Studies of smoking cessation after myocardial infarction (MI) have consistently demonstrated significant decreases in risk of death or recurrent MI. A recent large meta-analysis of 20 prospective cohort studies estimated a 36% relative risk decrease in mortality and a 32% relative risk decrease in recurrent MI. However, the effect of smoking cessation in patients after MI complicated by left ventricular (LV) dysfunction has not been well characterized. We used data from stable survivors after MI complicated by LV dysfunction to quantify the risk decrease associated with smoking cessation after MI.
Methods
The Survival And Ventricular Enlargement (SAVE) trial was a randomized, double-blind, placebo-controlled trial of the efficacy and safety of captopril therapy after high-risk MI with evidence of LV systolic dysfunction (LV ejection fraction ≤40% by radionuclide ventriculography). Detailed protocol and results of this study have been previously published.
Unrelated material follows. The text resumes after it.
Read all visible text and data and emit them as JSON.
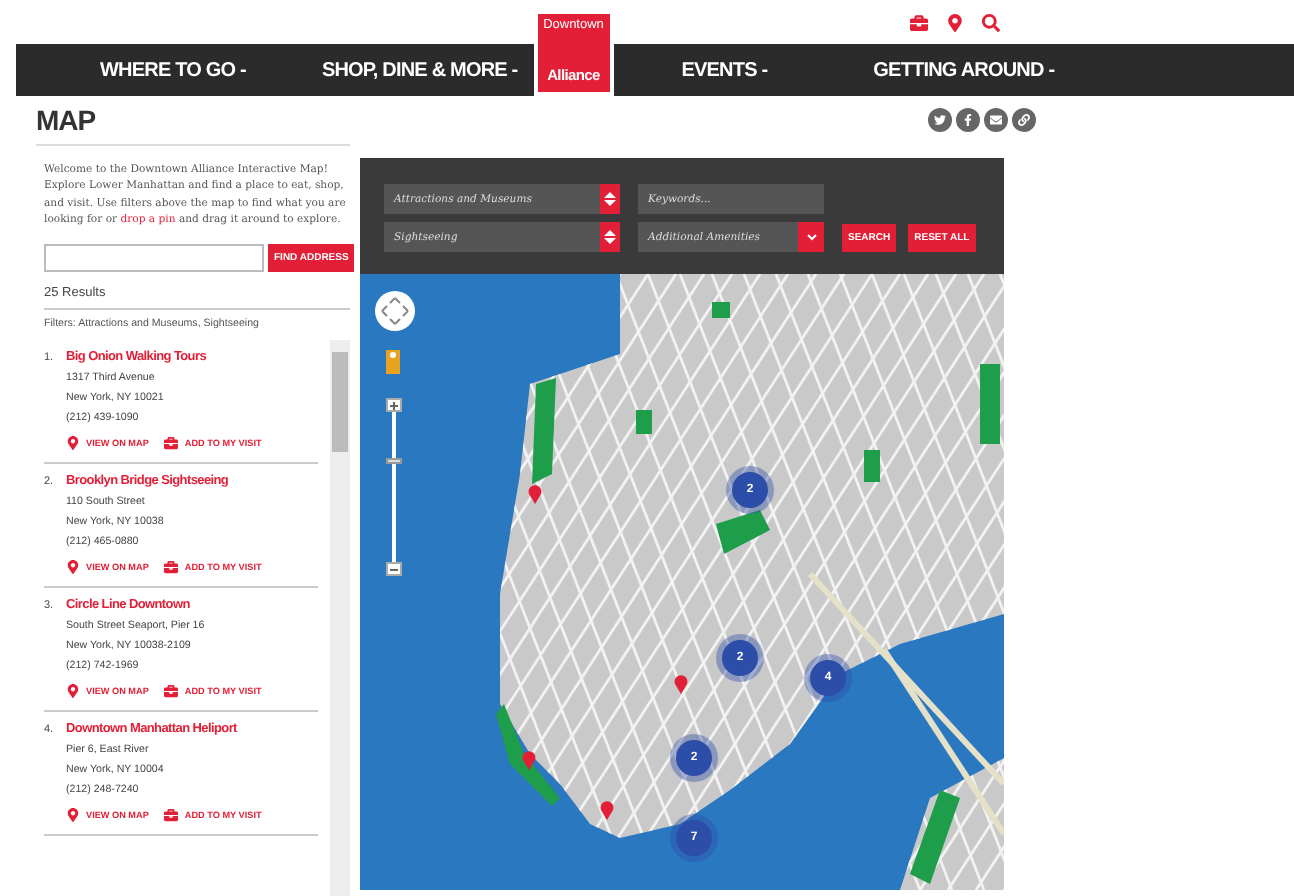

Briefly, subjects were enrolled 3 to 16 days after MI. Major exclusion criteria included serum creatinine concentration >2.5 mg/dl, heart failure (HF) requiring vasodilator therapy, or intolerance or contraindication to an angiotensin-converting enzyme (ACE) inhibitor. The primary study outcome was mortality from any cause. Secondary end points included cardiovascular (CV) death, hospitalization for HF, severe HF requiring open-label ACE inhibitor therapy, recurrent MI, and a composite of these. From January 1987 to January 1990, 2,231 subjects were enrolled. Median follow-up was 42 months.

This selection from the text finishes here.